Jake drehte sich um und schaute mich teils teilnahmelos, teils überrascht an, doch mein Blick hing nur auf der Wand.

„Was, wenn hier mal die Polizei reinkommt, oder euch ein Nachbar besuchen würde, oder-", setzte ich aufgebracht an, doch er unterbrach mich, nachdem er sich wieder zur Küche gewendet hatte.

„Wieso sollte hier die Polizei herkommen? Desweiteren darfst du gerne raten, wie viele Gäste sich schon freiwillig in dieses Haus getraut haben", sprach er nur spöttisch und holte sich eine Tiefkühlpizza aus dem Backofen. Um neun Uhr morgens.

Ich stutzte. Kyla und Jake hatten wirklich so selten Besuch? Ja okay, bei Jakes merkwürdigem Auftritt allemal verständlich aber dass Kyla keine Freudinnen mitbrachte, verwundete mich.

„W-Wieso?", hauchte ich dann leise und ließ meinen Blick wieder über die hellrote Wand gleiten.

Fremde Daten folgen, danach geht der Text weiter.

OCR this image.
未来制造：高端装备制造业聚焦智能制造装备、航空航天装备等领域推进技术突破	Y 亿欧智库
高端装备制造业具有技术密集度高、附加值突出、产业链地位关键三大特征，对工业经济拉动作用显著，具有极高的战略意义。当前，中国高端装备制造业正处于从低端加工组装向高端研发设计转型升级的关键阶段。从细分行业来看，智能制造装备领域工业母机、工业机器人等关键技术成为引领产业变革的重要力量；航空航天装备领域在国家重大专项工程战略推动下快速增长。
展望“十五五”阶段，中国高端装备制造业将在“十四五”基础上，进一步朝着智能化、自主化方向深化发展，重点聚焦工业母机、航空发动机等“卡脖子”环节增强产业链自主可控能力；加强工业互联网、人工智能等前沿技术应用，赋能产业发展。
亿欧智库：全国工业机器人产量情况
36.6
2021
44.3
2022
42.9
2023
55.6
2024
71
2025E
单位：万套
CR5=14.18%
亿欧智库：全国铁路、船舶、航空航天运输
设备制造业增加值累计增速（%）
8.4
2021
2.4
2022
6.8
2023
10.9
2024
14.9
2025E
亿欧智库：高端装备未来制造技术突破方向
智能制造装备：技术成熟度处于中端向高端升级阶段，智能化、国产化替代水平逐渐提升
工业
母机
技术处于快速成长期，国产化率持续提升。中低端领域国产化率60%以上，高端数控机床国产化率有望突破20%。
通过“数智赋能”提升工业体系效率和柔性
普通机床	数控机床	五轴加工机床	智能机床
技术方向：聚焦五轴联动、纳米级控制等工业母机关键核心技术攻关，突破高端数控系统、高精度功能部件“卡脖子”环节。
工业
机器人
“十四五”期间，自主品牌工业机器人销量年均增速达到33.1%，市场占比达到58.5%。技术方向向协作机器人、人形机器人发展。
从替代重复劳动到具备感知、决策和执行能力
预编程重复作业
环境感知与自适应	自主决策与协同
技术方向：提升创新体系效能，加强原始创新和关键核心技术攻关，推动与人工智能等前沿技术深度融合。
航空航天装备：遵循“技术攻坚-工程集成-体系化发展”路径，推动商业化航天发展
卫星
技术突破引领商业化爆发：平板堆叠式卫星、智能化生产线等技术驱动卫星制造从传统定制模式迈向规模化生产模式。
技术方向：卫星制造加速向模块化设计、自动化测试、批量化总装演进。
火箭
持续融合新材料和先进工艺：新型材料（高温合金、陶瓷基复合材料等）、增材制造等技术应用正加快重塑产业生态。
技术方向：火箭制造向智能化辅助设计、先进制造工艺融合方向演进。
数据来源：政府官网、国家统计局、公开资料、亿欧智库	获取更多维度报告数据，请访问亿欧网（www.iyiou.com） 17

Irendwer hatte mit kräuseliger, weißen Wandfarbe versucht, das Rot des Blutes zu überdecken aber hatte wohl auch kein Problem, das Rot einfach mit dem Weiß zu vermischen. Jetzt zierte die schlecht übermalte Wand mal dunkel-, mal hellrosane Stellen. An den Zimmerecken konnte man immernoch rote Blutspuren erkennen. Sofort musste ich würgen und schüttelte den Kopf.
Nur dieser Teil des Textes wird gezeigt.